“Because it’s there,” was George Mallory’s famous answer to a reporter asking why he wanted to climb Mount Everest. Mike Plant likely would’ve said the same thing about the oceans that cover two-thirds of the earth’s surface, which he circumnavigated—alone—three times before his untimely death in 1992. Coyote: The Mike Plant Story, an excellent new documentary directed by Plant’s nephew Thomas Simmons, tells the story of a complicated subject who, following a troubled childhood in Minnesota, finds his true home on the open water, ultimately becoming one of the best single-handed ocean racers ever. Through extensive interviews with Plant’s family and friends, plus previously unseen footage of Plant scraping together funds to get his first boat designed and built, Simmons weaves a gripping narrative of a man consistently rising to meet every obstacle—natural and man-made—head on. From winning his first race to a key moment when he chooses honor over glory, Plant remains something of an elusive figure, though that’s to be expected, given his proclivity for the solitude of a solo voyage. In the end, Plant may be best understood by another Mallory quote: “Why do we travel to remote locations? To prove our adventurous spirit or to tell stories about incredible things? We do it to be alone…and to find ourselves in a land without man.” Here, Simmons talks about Plant’s magnetism, his tunnel vision, and his legacy in the world of sailing.

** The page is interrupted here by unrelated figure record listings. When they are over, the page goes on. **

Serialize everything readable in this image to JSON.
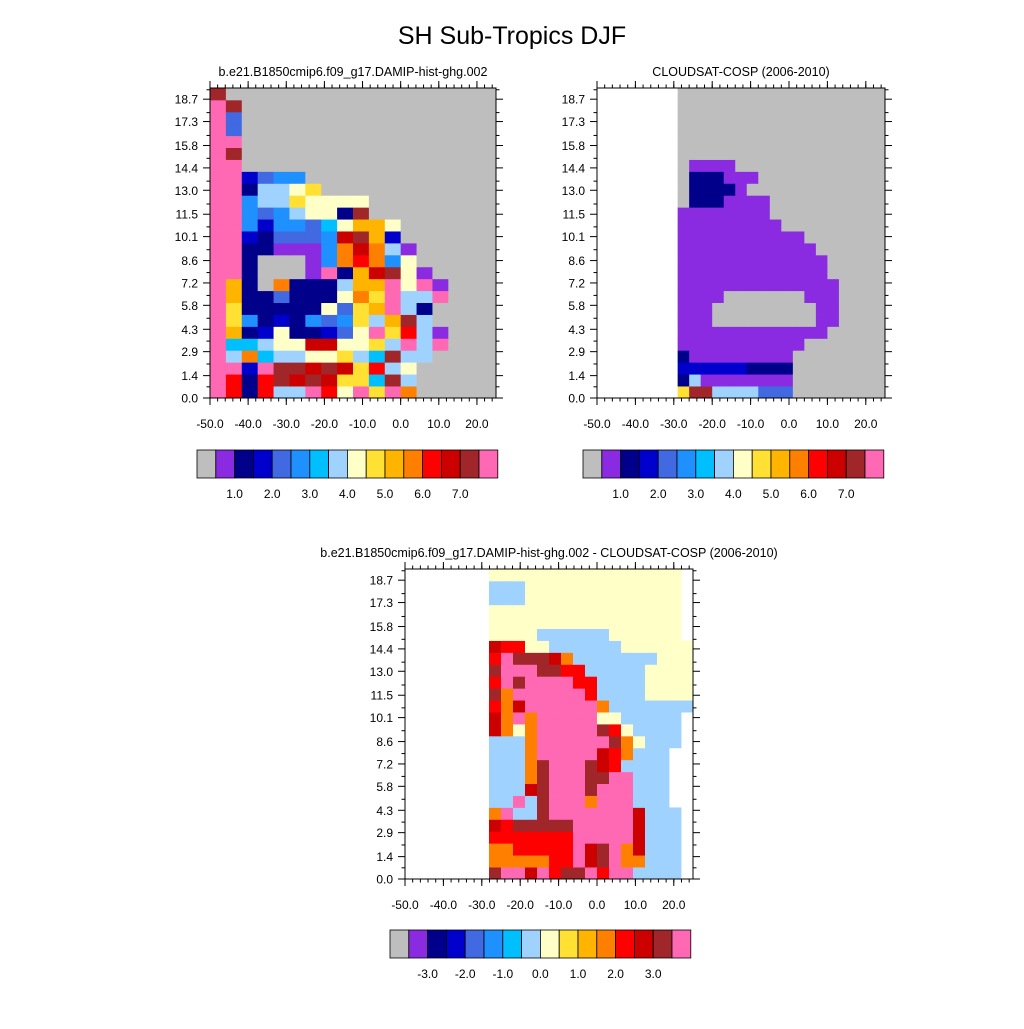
{
  "figure": {
    "title": "SH Sub-Tropics DJF"
  },
  "palette": {
    "missing": "#BEBEBE",
    "levels": [
      "#8A2BE2",
      "#00008B",
      "#0000CD",
      "#4169E1",
      "#1E90FF",
      "#00BFFF",
      "#A0D2FF",
      "#FFFFC8",
      "#FFE033",
      "#FFB400",
      "#FF8000",
      "#FF0000",
      "#CD0000",
      "#A0262A",
      "#FF69B4"
    ]
  },
  "chart_data": [
    {
      "type": "heatmap",
      "title": "b.e21.B1850cmip6.f09_g17.DAMIP-hist-ghg.002",
      "x_ticks": [
        "-50.0",
        "-40.0",
        "-30.0",
        "-20.0",
        "-10.0",
        "0.0",
        "10.0",
        "20.0"
      ],
      "y_ticks": [
        "0.0",
        "1.4",
        "2.9",
        "4.3",
        "5.8",
        "7.2",
        "8.6",
        "10.1",
        "11.5",
        "13.0",
        "14.4",
        "15.8",
        "17.3",
        "18.7"
      ],
      "colorbar_labels": [
        "1.0",
        "2.0",
        "3.0",
        "4.0",
        "5.0",
        "6.0",
        "7.0"
      ],
      "xlim": [
        -50,
        25
      ],
      "ylim": [
        0,
        19.4
      ],
      "rows_bottom_to_top": [
        "nb1b66eb7e8ea.....",
        "nb1bdcdc88fd6.....",
        "ne2eddcdc8bg7.....",
        "ngkf667786fdg6....",
        "nf5677cc778ge6n...",
        "ni12711237e8q60...",
        "nh41214348g9d6....",
        "nh111117389e61....",
        "nl1131117a8e66n...",
        "nl1.a1116l9e7e0...",
        "nn1...0e19cd70....",
        "nn1...04aba47.....",
        "nn110004aca60.....",
        "nn213334cd92......",
        "nn4244357997......",
        "nn4346771p........",
        "nn46687777........",
        "nn16678...........",
        "nn2344............",
        "nn................",
        "nd................",
        "ne................",
        "n3................",
        "n3................",
        "nx................",
        "x................."
      ]
    },
    {
      "type": "heatmap",
      "title": "CLOUDSAT-COSP (2006-2010)",
      "x_ticks": [
        "-50.0",
        "-40.0",
        "-30.0",
        "-20.0",
        "-10.0",
        "0.0",
        "10.0",
        "20.0"
      ],
      "y_ticks": [
        "0.0",
        "1.4",
        "2.9",
        "4.3",
        "5.8",
        "7.2",
        "8.6",
        "10.1",
        "11.5",
        "13.0",
        "14.4",
        "15.8",
        "17.3",
        "18.7"
      ],
      "colorbar_labels": [
        "1.0",
        "2.0",
        "3.0",
        "4.0",
        "5.0",
        "6.0",
        "7.0"
      ],
      "xlim": [
        -50,
        25
      ],
      "ylim": [
        0,
        19.4
      ],
      "rows_bottom_to_top": [
        "wwwwwww8dd6666333........",
        "wwwwwww1600000000........",
        "wwwwwww2222221111........",
        "wwwwwww1000000000........",
        "wwwwwwwo0000000000.......",
        "wwwwwwwo000000000000.....",
        "wwwwwwwo00.........00....",
        "wwwwwwwo00.........00....",
        "wwwwwwwo000.......000....",
        "wwwwwwwo0000000000000....",
        "wwwwwwwo000000000000.....",
        "wwwwwwwo000000000000.....",
        "wwwwwwwo00000000000......",
        "wwwwwwwo0000000000.......",
        "wwwwwwwo00000000.........",
        "wwwwwwwo0000000..........",
        "wwwwwww.1110000..........",
        "wwwwwww.11110............",
        "wwwwwww.111000...........",
        "wwwwwww.0000.............",
        "wwwwwww..................",
        "wwwwwww..................",
        "wwwwwww..................",
        "wwwwwww..................",
        "wwwwwww..................",
        "wwwwwww.................."
      ]
    },
    {
      "type": "heatmap",
      "title": "b.e21.B1850cmip6.f09_g17.DAMIP-hist-ghg.002 - CLOUDSAT-COSP (2006-2010)",
      "x_ticks": [
        "-50.0",
        "-40.0",
        "-30.0",
        "-20.0",
        "-10.0",
        "0.0",
        "10.0",
        "20.0"
      ],
      "y_ticks": [
        "0.0",
        "1.4",
        "2.9",
        "4.3",
        "5.8",
        "7.2",
        "8.6",
        "10.1",
        "11.5",
        "13.0",
        "14.4",
        "15.8",
        "17.3",
        "18.7"
      ],
      "colorbar_labels": [
        "-3.0",
        "-2.0",
        "-1.0",
        "0.0",
        "1.0",
        "2.0",
        "3.0"
      ],
      "xlim": [
        -50,
        25
      ],
      "ylim": [
        0,
        19.4
      ],
      "rows_bottom_to_top": [
        "wwwwwwwdeecebddebee6666",
        "wwwwwwwaaaaabbecdeaa666",
        "wwwwwwwaabbbbbecdeac666",
        "wwwwwwwbbbbbbbeeeeec666",
        "wwwwwwwcbdddddeeeeec666",
        "wwwwwwwae66deeeeeeec666",
        "wwwwwww66e6deeeaeee666",
        "wwwwwww666cdeeedeee666",
        "wwwwwww666adeeeddee666",
        "wwwwwww666adeeedcb6666",
        "wwwwwww666aeeeeecba666",
        "wwwwwww666aeeeeeeda7666",
        "wwwwwwwca7aeeeeedb76666",
        "wwwwwwwcaeaeeeee7766666",
        "wwwwwwwbaceeeeeea6666666",
        "wwwwwwwdaeeeeeeb66667777",
        "wwwwwwwbedeeeebb66667777",
        "wwwwwwwdeeeddbb666667777",
        "wwwwwwwbedddca6666666777",
        "wwwwwwwcbb77666666777777",
        "wwwwwww7777666666777777",
        "wwwwwww7777777777777777",
        "wwwwwww7777777777777777",
        "wwwwwww6667777777777777",
        "wwwwwww6667777777777777",
        "wwwwwww7777777777777777"
      ]
    }
  ]
}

Aside from the fact that he was your uncle, what pushed you to want to make the film?
I found myself going down a very straight-arrow path. I went to college and studied economics and started my career, and I sort of ran into a wall. I began questioning myself. Why am I doing this? I really wanted to do something creative, and I really wanted to take a risk. If you look at Mike’s story, we were really about the same age. I was 32, and Mike was 34 when he decided to build a boat and sail around the world. I was 32 when I had a steady job at an investment bank and I decided that I was going to take a sharp left turn and really do something that I believed in. I had no experience making films before this. I mean no experience at all.
It seems like you learned a lot from his story…
Not that Mike was always a good example to follow—he went to some dark corners—but when I decided to jump off the cliff of having a stable job, I carried Mike’s example in my pocket. Take a risk on something that really makes your heart jump.
Were you close with him?
He was a very guarded person. He wasn’t paying much attention to anything but his mission. I’m not trying to paint him as a bad person. He just had tunnel vision on the mission in front of him.
He fed off that. He didn’t have to rely on anyone. If he succeeded, it was because he succeeded, and if he failed, it was because he failed. I think that’s something he always fed off of. He was always kind of a lone wolf. From the time he was a young boy, all the way through.
And yet he seemed to have something magnetic about him, something that drew people in.
People definitely gravitated toward him because of the energy he had and the great big things he was setting out to do.
What do you think drew Mike to the open water?
At the end of the film when you see Mike just behind the wheel by himself, you recognize that’s the most calm you ever see him. Mike’s life in general was the coyote’s life. He was all about going solo. This was a sport that required that, but it also enabled that. He could get on that boat and nobody else could touch him. He could do it all alone. It also encompassed incredible danger, and I think Mike naturally gravitated toward that. There are people whether they are mountain climbers or extreme skiers or whatever that have a chip in their brain that really only receives satisfaction when they are pushing the envelope.
But pushing that envelope got him into some trouble…
When Mike was smuggling drugs from South America into the United States, as one of his friends says in the film, I don’t think he ever wanted to be a drug dealer; he liked the thrill of potentially getting caught. Many things he did in his life unknowingly prepared him for this sport. Whether it was hiking the length of South America by himself or navigating the dangers of going through the Athens airport with a fake passport. I think you can transfer that to why he’d want to engage in a sport, where you’re encountering pretty grave danger on a regular basis
The thing that was most impressive to me about his story was not just the physical demands of sailing solo around the world, but the mental endurance that would be required for literally months at a time. What impressed you most about his accomplishments?
That he walked into a sport that he had no real experience in, no single-handed ocean racing experience, but not only that, he built his boat with his own hands, then won his class in the first race he ever sailed. What Mike would say was the hardest part for him was not sailing around the world; the hardest part was raising the money.
If he were still alive, do you think he’d still be racing?
My opinion is that people who are wired like Mike Plant—the risk takers—don’t grow out of that. I think you just keep taking it further.
What do you think Mike’s legacy is to sailing?
I think his legacy was that he was an American pioneer. At the time of his death he was one of only five skippers that had completed three single-handed circumnavigations of the globe. And the only one who was an American.